The nomenclature is secondary, though, to the essence of what will make it all so unusual and unprecedented.
It’s the fact there will be no fans, no flag-waving, foam hand-wielding explosions of joy, street parties or local fanfare to make the city come to life that mean we can already say for certain these will be a Games like no other.
There is an argument to be made, and a convincing one, that this anomaly will make the Tokyo Olympics all the more compelling, all the more watchable.
Whatever your thoughts on whether the competition should be going ahead during a state of emergency in the city, who will be able to resist at least a curious look at an Olympic Games stripped bare? Come for the morbid fascination, stay for the records, if you will.
The Olympics, arguably even more than any other sporting competition, feeds off and holds a mirror to the travelling supporters.

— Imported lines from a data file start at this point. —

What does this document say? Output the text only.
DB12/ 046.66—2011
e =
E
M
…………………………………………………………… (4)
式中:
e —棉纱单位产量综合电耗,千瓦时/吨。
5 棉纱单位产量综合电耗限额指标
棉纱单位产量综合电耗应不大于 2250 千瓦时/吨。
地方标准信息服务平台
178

Unlike with team sports where we build allegiances and alliances week after week, we often know very little about our Olympians until they are draped in an oversized flag by a family member, or kiss a proud, emotional fiancée.

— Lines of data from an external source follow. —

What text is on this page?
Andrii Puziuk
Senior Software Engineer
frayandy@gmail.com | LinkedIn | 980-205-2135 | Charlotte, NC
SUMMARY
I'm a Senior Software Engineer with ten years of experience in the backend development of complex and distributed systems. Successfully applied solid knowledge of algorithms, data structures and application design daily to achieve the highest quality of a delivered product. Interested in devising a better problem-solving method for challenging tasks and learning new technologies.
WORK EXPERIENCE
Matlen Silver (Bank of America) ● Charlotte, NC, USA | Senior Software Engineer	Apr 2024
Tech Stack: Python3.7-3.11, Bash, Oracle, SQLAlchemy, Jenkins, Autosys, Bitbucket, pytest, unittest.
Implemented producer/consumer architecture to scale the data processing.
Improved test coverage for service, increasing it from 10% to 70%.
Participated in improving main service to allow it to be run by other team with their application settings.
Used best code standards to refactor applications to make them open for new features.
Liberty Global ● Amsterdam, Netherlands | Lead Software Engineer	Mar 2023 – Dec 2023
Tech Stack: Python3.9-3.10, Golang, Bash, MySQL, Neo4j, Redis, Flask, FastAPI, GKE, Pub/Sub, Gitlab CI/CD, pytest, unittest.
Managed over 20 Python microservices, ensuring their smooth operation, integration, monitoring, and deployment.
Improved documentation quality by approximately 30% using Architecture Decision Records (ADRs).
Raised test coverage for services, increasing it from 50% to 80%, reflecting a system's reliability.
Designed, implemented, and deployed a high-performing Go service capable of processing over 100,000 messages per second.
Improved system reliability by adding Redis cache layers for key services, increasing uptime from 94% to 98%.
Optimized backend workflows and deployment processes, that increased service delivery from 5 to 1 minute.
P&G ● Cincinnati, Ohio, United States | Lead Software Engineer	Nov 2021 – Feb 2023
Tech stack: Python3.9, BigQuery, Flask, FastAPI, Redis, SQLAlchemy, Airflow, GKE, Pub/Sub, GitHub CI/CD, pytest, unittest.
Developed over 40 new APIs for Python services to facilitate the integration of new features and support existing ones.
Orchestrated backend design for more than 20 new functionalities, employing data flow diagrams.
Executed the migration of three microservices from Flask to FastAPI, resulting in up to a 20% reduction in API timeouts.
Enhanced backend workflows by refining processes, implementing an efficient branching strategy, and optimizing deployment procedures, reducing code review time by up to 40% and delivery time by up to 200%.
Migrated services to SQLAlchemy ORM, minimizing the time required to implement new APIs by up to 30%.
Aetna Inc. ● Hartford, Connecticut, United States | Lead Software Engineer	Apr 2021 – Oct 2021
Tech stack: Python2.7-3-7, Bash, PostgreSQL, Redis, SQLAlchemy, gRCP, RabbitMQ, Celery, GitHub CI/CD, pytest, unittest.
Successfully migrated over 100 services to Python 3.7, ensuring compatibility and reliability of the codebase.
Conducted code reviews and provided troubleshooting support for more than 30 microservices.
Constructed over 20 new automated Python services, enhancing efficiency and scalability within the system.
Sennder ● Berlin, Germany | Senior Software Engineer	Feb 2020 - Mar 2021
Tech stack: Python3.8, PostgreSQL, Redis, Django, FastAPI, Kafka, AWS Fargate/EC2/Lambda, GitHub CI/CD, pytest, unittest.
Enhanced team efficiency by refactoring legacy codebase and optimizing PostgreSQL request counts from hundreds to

The sight of their celebrating loved ones in the very same moment the athlete is realising the magnitude of a gold medal, gives us a window into those years of sacrifice, lived and supported by a whole team of nearest and dearest.
Without that spectacle, we will be left with the champions themselves, all but alone with their emotions, the spotlight solely on them. It will be a study in the singularity of exceptional achievement.

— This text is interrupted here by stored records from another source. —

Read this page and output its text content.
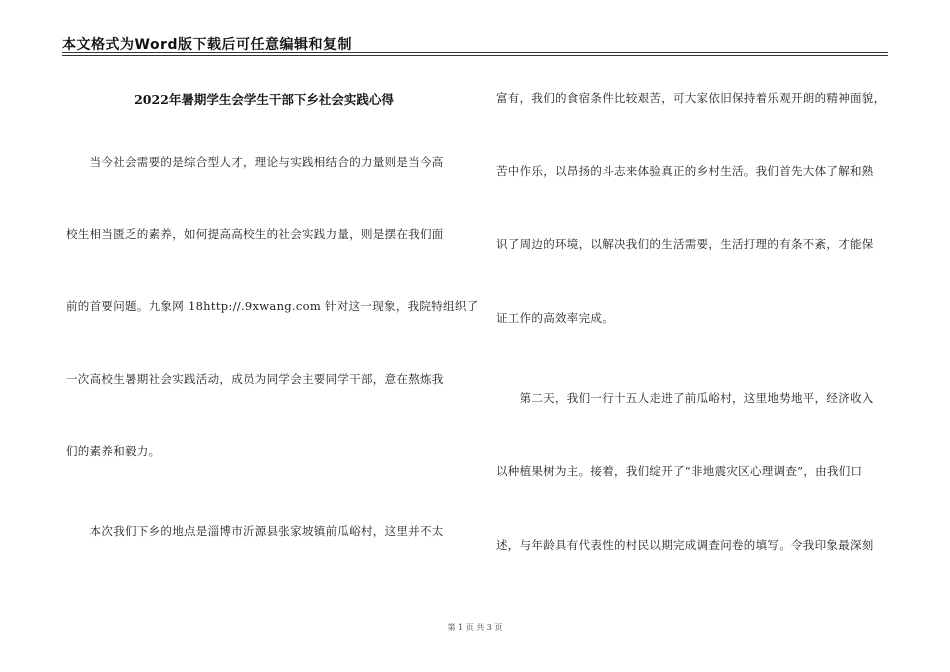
本文格式为Word版下载后可任意编辑和复制
2022年暑期学生会学生干部下乡社会实践心得
　　当今社会需要的是综合型人才，理论与实践相结合的力量则是当今高
校生相当匮乏的素养，如何提高高校生的社会实践力量，则是摆在我们面
前的首要问题。九象网 18http://.9xwang.com 针对这一现象，我院特组织了
一次高校生暑期社会实践活动，成员为同学会主要同学干部，意在熬炼我
们的素养和毅力。
　　本次我们下乡的地点是淄博市沂源县张家坡镇前瓜峪村，这里并不太
富有，我们的食宿条件比较艰苦，可大家依旧保持着乐观开朗的精神面貌，
苦中作乐，以昂扬的斗志来体验真正的乡村生活。我们首先大体了解和熟
识了周边的环境，以解决我们的生活需要，生活打理的有条不紊，才能保
证工作的高效率完成。
　　第二天，我们一行十五人走进了前瓜峪村，这里地势地平，经济收入
以种植果树为主。接着，我们绽开了“非地震灾区心理调查”，由我们口
述，与年龄具有代表性的村民以期完成调查问卷的填写。令我印象最深刻
第 1 页 共 3 页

For all the solidarity and backing of an external network, each Olympic result is, after all, an entirely individual endeavour. The athlete, alone, bears the pressure of performing on the biggest stage of them all.
Now, we will clearly see the individuality of that achievement for what it is. Then there are the anonymous fans whose presence is felt not in their role in an individual story but in the momentum and sense of occasion they bring to a Games.
What will the 100 metres final be without the mass swell of a hush in the seconds before the starter’s pistol, shattered into tens of thousands of thundering tiny pieces as the crack hits the air? Will the race be just as exciting? What impact, if any, could it have on times?
One of the most powerful sporting experiences I have ever enjoyed was on a balmy, perfect Saturday night in London when the collective roar of 80,000 people felt like a physical hand on the back of Mo Farah, a moving wall of noise sweeping behind, pushing him to the line and a place in history.
I have never felt so certain of an outcome in advance, because of the almost tangible force of collective will. That, and dedication, sacrifice and years of hard work, yes. But in that moment, it was as though Farah was crowd-surfing to gold.
The lack of fans could even the playing field. Those who have experienced and excelled at Olympic Games before often say their advantage is in knowing how to shut out the noise, how to deal with the visible and audible magnitude of the stage.